Love, Trust, Marriage and HIV

So all things being equal, it looks like we're going to get the right to get married, if we're all reading the tea-leaves in the right way. It seems like it's going to get through.

Marriage. Love. Intimacy. Trust.  

If the point of marriage is a public, legally binding declaration of love in front of all who we love and recorded officially by the power of the State, then is it ok for the married couple to stop using condoms? 

After all, if you've decided to make that commitment to another guy and maybe you're going as far as buying a house together, merging your finances, getting a mortgage, sharing a credit-card, all the things you see in so many straight marriages - surely if you're doing all that with each other, you can consider whether you need to still follow the old rule of  "Use a condom every time!"

Looking at the NZAF's latest condom campaign, they seem to be saying  "No!" 

And it's not just here in New Zealand. I think the issue sits there as a point of contradiction, a place of tension, everywhere marriage between two men is becoming accepted. 

What does it mean for safe-sex programmes? What does it mean for HIV prevention? 



If you look at this image from their new campaign, it looks like two men who know each other are getting ready to fuck,this doesn't look like a casual Grindr or Scruff hook-up. They seem comfortable and relaxed with each other, they seem loving as well as horny. They look like a couple. And that's a wonderful image. 

And there is no doubt that in a lot of situations like this guys will choose to use condoms, and that's a good thing. Especially in the first months or years of a relationship - but it is entirely natural that at some stage you'd think about being able to simply make love to the man you love with no interventions. 

If you are going all out, and getting married, making a promise to love and trust each other for life, then I think it's totally understandable that men will stop using condoms within their relationship, after they've both tested and checked they're both either negative or positive.

In fact that strategy is already wide-spread. Most of the guys I know in New Zealand in long-term loving relationships who have the same HIV status don't use condoms at home. Typically if they have sex with others they have an arrangement to use them outside the relationship - this isn't new. And I've certainly talked with men who work for the NZAF who follow that pattern. And I can think of couples who have successfully done this for over 20 years.

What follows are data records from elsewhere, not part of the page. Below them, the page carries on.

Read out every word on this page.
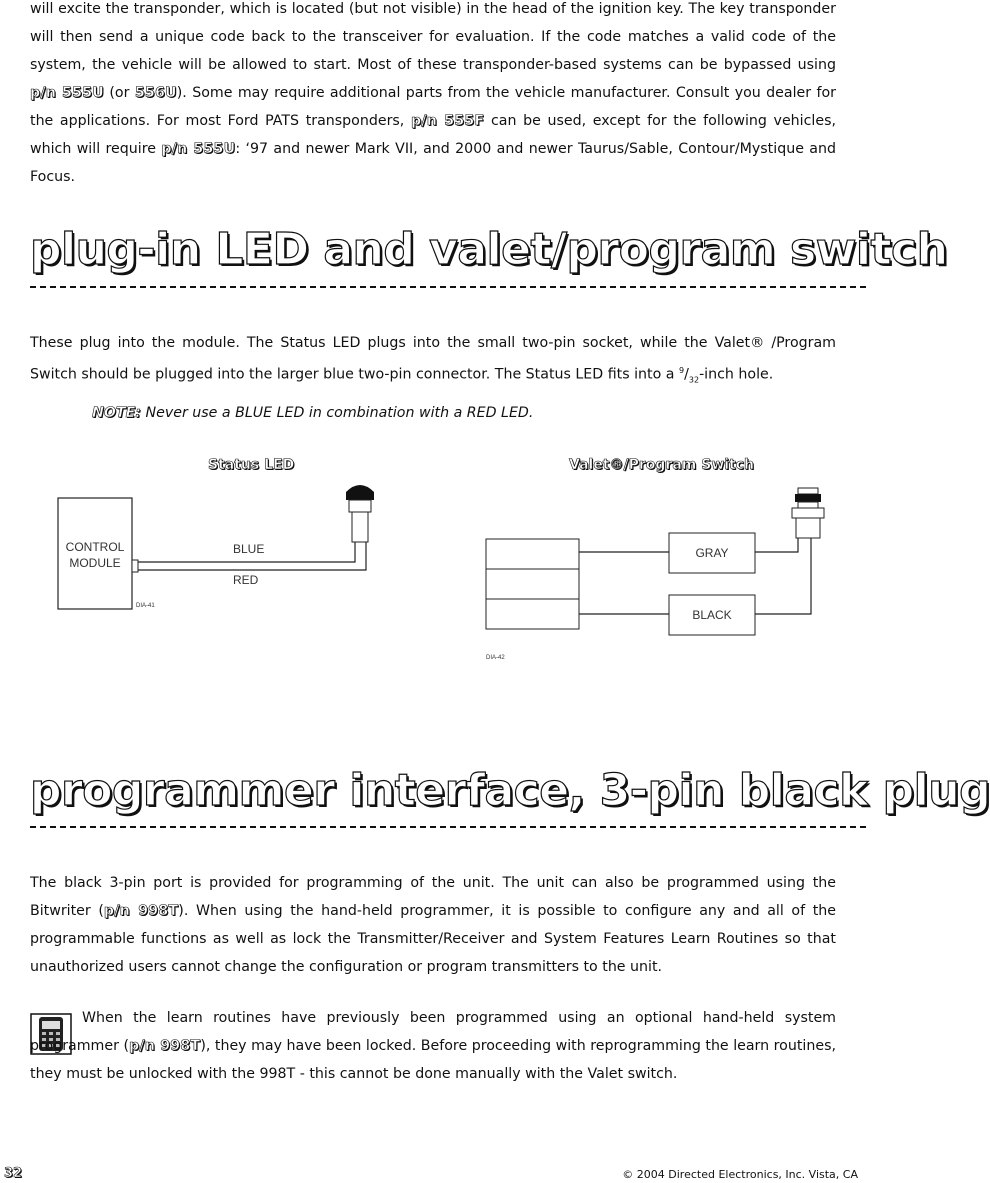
will excite the transponder, which is located (but not visible) in the head of the ignition key. The key transponder will then send a unique code back to the transceiver for evaluation. If the code matches a valid code of the system, the vehicle will be allowed to start. Most of these transponder-based systems can be bypassed using p/n 555U (or 556U). Some may require additional parts from the vehicle manufacturer. Consult you dealer for the applications. For most Ford PATS transponders, p/n 555F can be used, except for the following vehicles, which will require p/n 555U: ‘97 and newer Mark VII, and 2000 and newer Taurus/Sable, Contour/Mystique and Focus.

plug-in LED and valet/program switch

These plug into the module. The Status LED plugs into the small two-pin socket, while the Valet® /Program Switch should be plugged into the larger blue two-pin connector. The Status LED fits into a $^9/_{32}$-inch hole.

NOTE: Never use a BLUE LED in combination with a RED LED.
Status LED
CONTROL
MODULE
BLUE
RED
DIA-41
Valet®/Program Switch
GRAY
BLACK
DIA-42
programmer interface, 3-pin black plug

The black 3-pin port is provided for programming of the unit. The unit can also be programmed using the Bitwriter (p/n 998T). When using the hand-held programmer, it is possible to configure any and all of the programmable functions as well as lock the Transmitter/Receiver and System Features Learn Routines so that unauthorized users cannot change the configuration or program transmitters to the unit.

When the learn routines have previously been programmed using an optional hand-held system programmer (p/n 998T), they may have been locked. Before proceeding with reprogramming the learn routines, they must be unlocked with the 998T - this cannot be done manually with the Valet switch.

32	© 2004 Directed Electronics, Inc. Vista, CA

If we are moving to a stage where we stand up in front of all our family and friends and the state and say "I love you, you are the one for me, now and forever." but still insist on putting out a public health message that even married loving male couples should use condoms, then part of what is being said is "You might be married but you can never really trust him!"

It carries a sub-text that gay men can never truly love each other, because without trust, there is no love.

I don't accept or believe that. I am confident that we can love and trust our partners, our husbands, just as much as heterosexual husbands and wives can. And yes, some guys will be hurt, let down, lied to, and possibly even infected with HIV by trusting the wrong man. But that could also happen to straights. Do all the straight men who work at the NZAF always and automatically use condoms with their wives or girlfriends? After all, who knows what they've been getting up to behind their backs. Straight women can be as slutty as gay men. Or do they accept that they love and trust each other, and there are some things you simply assume when you're married?

Because without trust in a marriage there is no love, and surely then there is no point in all this work we've been doing to get our relationships recognised as marriage? 

To insist that we must all use condoms everywhere every time made complete sense back in the bad old days, but it doesn't seem to fit as neatly into our changing circumstances. I can remember being told years ago by a guy I was gong home with that I didn't need to tell him I had HIV, in fact I shouldn't have told him, not because it put him off, but he just assumed every gay man did and always had safe sex. Those days are gone. 

And this is not to criticise the NZAF. I think it's a difficult issue and one that no-one around the world has really engaged with yet as far as I can see. It will be a tricky job figuring it out and I don't envy them that task. NZAF likes to claim it's ground-breaking in so much of what it does - perhaps dealing with this is a topic they can lead the world on.

No, love won't protect you from HIV. But saying that you can never fully trust the man you've married, the man you're paying the mortgage with, the man you plan on getting old with, means saying you can never really love each other. It's supporting the old oppressive message that gay men are just sex-mad cock-fiends, that we don't have "real" relationships, that in fact, we'll never be truly "married". 

And I think that's problematic in all sorts of ways.